Tanaka worked primarily in oil on canvas, across a range of subjects that reflect his dual cultural positioning. His Japanese subjects, among them Ancien Japon, La nuit orientale, and landscapes evoking the rice harvests, mulberry groves, and mountain forms of his homeland, sit alongside French subjects that include Hautes Pyrénées, Île de France, and La Garonne Frontalière, as well as lyrical compositions titled Printemps, Idylle Safran, and Fleur Idyllique. The range speaks to an artist equally at home in two visual and cultural traditions, drawing on both without being confined by either.

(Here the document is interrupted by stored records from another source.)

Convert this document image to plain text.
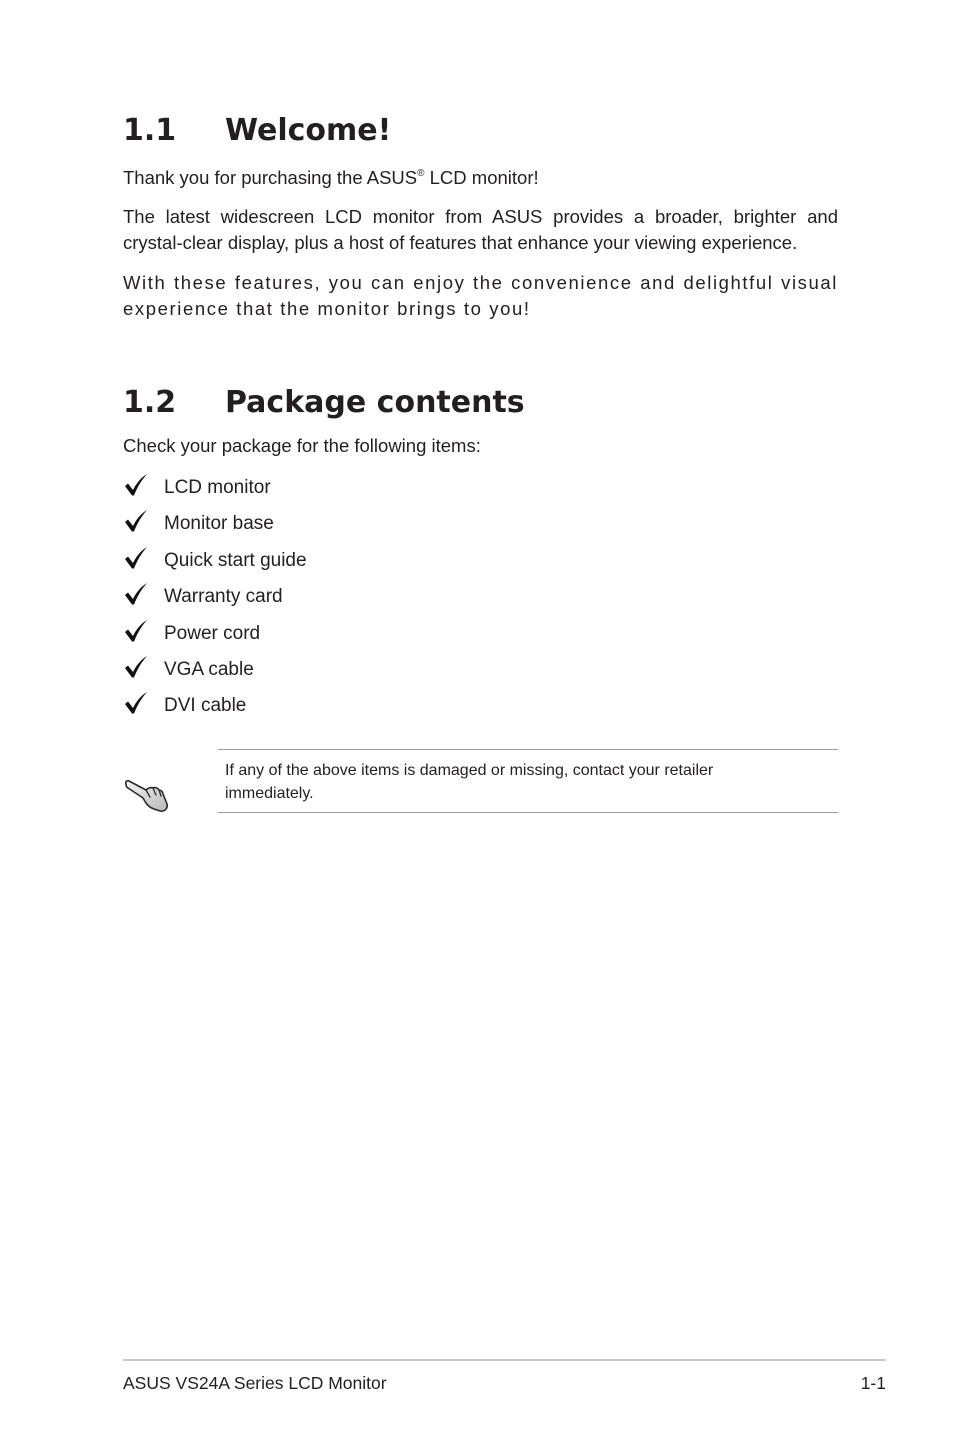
1.1 Welcome!
Thank you for purchasing the ASUS® LCD monitor!
The latest widescreen LCD monitor from ASUS provides a broader, brighter and crystal-clear display, plus a host of features that enhance your viewing experience.
With these features, you can enjoy the convenience and delightful visual experience that the monitor brings to you!
1.2 Package contents
Check your package for the following items:
LCD monitor
Monitor base
Quick start guide
Warranty card
Power cord
VGA cable
DVI cable
If any of the above items is damaged or missing, contact your retailer immediately.
ASUS VS24A Series LCD Monitor	1-1
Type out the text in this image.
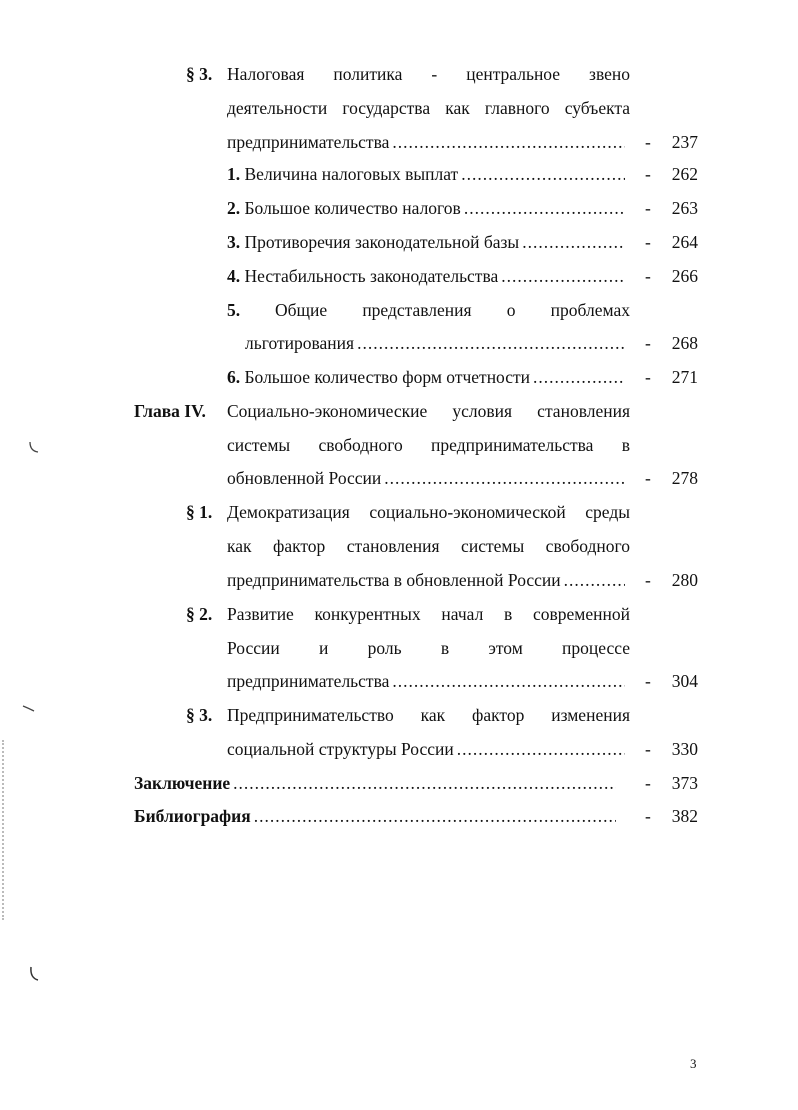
§ 3. Налоговая политика - центральное звено
деятельности государства как главного субъекта
предпринимательства .....	- 237
1. Величина налоговых выплат .....	- 262
2. Большое количество налогов .....	- 263
3. Противоречия законодательной базы .....	- 264
4. Нестабильность законодательства .....	- 266
5. Общие представления о проблемах
льготирования .....	- 268
6. Большое количество форм отчетности .....	- 271
Глава IV. Социально-экономические условия становления
системы свободного предпринимательства в
обновленной России .....	- 278
§ 1. Демократизация социально-экономической среды
как фактор становления системы свободного
предпринимательства в обновленной России .....	- 280
§ 2. Развитие конкурентных начал в современной
России и роль в этом процессе
предпринимательства .....	- 304
§ 3. Предпринимательство как фактор изменения
социальной структуры России .....	- 330
Заключение .....	- 373
Библиография .....	- 382
3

His practice is rooted in landscape as sensation rather than documentation. Working with spontaneous, freed brushwork unbound by academic convention, Tanaka emphasizes the effects of matter, surface, and light, arriving at a form of abstraction that grows organically from the observed world. The result is a body of work that occupies the fertile ground between landscape and abstract expressionism: recognizable in its origins, resolved in abstraction, and distinguished throughout by a lyrical sensitivity to atmosphere and place.